Personal information
- Date of birth: 23 April 1969 (age 57)
- Place of birth: Taplow, England
- Position: Defender

Youth career
- Queens Park Rangers

Senior career*
- Years: Team / Apps / (Gls)
- Slough Town
- St. Albans City
- Marlow
- 1996–2005: Maidenhead United / 368 / (5)
- 2005–2006: Hampton & Richmond Borough / 20 / (0)
- 2007–2008: Slough Town / 16 / (0)

International career
- 2008: Anguilla / 2 / (0)

= Brian Connor (footballer) =

English footballer

Brian Connor (born 23 April 1969) is a former footballer who most last played for Slough Town in the English Southern Football League Division One South & West. He played international football for Anguilla.
He originally started at QPR, but was given his marching orders after stealing boots of pro players. He did not excel in school either just like his friends A Ajram and R Hepburn.

==Club career==
Connor joined Maidenhead United from local rivals Marlow in November 1996. He became a regular, dependable and popular member of Alan Devonshire's team, playing mainly as a sweeper, and such was his level of consistency that he played in all 61 competitive matches in the 1998/99 season.

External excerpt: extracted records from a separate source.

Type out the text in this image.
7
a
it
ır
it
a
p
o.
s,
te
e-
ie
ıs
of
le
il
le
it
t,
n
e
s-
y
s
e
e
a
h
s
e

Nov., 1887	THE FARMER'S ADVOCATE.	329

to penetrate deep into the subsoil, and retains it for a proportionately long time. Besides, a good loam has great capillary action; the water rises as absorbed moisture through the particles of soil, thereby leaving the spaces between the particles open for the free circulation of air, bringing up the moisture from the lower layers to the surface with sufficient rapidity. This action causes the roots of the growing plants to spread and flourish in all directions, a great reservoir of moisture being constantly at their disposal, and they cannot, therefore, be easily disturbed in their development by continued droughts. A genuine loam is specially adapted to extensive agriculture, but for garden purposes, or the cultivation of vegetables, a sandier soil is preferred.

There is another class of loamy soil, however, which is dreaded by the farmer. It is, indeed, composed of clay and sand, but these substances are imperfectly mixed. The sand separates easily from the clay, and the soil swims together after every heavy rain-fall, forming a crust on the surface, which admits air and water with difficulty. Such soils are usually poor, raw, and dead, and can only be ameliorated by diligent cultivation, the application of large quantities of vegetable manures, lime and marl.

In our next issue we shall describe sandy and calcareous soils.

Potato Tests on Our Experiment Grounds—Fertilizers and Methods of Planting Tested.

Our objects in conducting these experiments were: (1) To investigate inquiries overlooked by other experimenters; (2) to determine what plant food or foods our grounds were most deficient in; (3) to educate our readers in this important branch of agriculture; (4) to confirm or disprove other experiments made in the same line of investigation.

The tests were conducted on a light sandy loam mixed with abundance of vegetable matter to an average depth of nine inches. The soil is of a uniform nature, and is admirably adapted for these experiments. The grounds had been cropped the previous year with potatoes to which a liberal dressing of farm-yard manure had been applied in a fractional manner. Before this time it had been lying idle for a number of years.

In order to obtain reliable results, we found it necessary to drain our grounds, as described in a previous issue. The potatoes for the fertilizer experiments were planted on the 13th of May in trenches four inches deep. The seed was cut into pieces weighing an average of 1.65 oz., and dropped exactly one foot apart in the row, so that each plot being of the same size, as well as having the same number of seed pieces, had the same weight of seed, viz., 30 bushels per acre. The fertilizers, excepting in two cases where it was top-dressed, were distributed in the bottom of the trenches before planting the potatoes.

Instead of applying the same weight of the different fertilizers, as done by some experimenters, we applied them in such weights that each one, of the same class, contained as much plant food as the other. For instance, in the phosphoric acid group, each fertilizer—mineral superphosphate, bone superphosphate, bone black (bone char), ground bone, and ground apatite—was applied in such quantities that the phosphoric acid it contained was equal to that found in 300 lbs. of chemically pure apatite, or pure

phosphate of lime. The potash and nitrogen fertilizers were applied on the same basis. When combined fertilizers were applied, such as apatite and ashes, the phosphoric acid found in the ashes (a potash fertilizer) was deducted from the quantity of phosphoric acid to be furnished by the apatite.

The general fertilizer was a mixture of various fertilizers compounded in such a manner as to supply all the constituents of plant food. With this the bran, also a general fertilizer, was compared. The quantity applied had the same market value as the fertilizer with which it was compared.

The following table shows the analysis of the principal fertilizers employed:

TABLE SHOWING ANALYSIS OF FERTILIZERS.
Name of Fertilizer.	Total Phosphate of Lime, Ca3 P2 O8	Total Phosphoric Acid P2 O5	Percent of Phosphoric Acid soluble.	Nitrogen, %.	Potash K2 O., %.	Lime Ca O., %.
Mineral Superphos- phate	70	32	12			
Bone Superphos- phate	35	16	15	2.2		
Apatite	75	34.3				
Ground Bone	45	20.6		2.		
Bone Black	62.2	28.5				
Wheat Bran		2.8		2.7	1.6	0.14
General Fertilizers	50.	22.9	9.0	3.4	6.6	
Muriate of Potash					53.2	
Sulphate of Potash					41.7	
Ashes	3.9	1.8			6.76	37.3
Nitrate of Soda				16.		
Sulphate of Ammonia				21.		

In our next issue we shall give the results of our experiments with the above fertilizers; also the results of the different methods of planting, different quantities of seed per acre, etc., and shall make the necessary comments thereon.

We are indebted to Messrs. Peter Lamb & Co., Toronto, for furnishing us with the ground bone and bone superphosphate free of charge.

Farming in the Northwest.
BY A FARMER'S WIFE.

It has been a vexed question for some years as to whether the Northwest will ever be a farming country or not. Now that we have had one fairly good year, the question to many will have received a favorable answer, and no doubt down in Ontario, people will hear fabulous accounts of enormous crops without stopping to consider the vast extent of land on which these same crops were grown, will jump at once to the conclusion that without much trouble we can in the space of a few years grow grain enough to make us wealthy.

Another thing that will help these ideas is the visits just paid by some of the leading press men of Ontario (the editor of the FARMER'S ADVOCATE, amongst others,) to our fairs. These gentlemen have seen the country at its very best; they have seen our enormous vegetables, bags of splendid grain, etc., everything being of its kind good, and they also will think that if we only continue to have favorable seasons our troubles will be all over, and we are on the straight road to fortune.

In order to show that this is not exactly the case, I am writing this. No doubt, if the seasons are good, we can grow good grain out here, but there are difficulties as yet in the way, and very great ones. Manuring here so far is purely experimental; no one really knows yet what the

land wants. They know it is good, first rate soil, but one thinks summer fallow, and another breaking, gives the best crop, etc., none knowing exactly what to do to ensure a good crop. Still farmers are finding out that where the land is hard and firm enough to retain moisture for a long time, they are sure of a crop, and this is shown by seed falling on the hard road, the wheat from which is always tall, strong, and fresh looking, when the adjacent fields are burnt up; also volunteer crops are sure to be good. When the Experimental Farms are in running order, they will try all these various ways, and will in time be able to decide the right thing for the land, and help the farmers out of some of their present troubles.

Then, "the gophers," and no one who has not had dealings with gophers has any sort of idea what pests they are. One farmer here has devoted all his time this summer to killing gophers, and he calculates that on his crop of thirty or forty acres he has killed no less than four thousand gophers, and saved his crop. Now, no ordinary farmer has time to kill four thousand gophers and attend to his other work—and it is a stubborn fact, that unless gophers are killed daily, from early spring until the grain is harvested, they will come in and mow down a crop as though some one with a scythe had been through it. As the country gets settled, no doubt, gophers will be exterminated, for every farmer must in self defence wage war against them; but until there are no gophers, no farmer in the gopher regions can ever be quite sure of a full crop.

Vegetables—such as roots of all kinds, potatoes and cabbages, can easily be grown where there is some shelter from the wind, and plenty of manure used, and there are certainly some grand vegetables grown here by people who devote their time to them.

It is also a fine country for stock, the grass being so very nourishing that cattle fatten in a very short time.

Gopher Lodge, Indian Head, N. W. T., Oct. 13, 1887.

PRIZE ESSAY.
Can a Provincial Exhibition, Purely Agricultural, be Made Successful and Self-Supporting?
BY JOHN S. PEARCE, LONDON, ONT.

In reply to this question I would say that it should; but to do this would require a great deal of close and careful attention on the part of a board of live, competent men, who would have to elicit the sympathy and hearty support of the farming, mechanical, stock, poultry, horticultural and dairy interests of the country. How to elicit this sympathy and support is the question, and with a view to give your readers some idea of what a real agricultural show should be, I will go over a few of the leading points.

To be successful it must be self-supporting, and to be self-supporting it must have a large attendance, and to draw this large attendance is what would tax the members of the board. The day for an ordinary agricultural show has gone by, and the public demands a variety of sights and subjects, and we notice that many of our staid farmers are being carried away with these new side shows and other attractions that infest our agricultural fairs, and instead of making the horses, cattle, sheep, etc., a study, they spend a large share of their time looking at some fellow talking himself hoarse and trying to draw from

An Isthmian League Division One promotion winner in 1999–2000, Connor also won a Full Members Cup winners medal and four County Cups during his spell at York Road, scoring a memorable match-winner in the Berks & Bucks Senior Cup final against Reading in 1998. Connor started 368 matches for the Magpies – sixth, now seventh, all-time – and, after leaving at the end of the 2004/05 season, was given the honour of a testimonial that saw Alan Devonshire return to manage a Maidenhead United XI versus a Wycombe Wanderers XI. Connor would join his former Magpies boss, Devonshire, at Hampton & Richmond Borough in 2005. He re-signed for Slough Town, his hometown club, in 2007. He was inducted into the Maidenhead United Hall of Fame, alongside Devonshire, in January 2010.

==International career==
Connor debuted for Anguilla, aged 38, in a February 2008 World Cup qualification match against El Salvador. He also played in the return match, his only two caps by December 2008.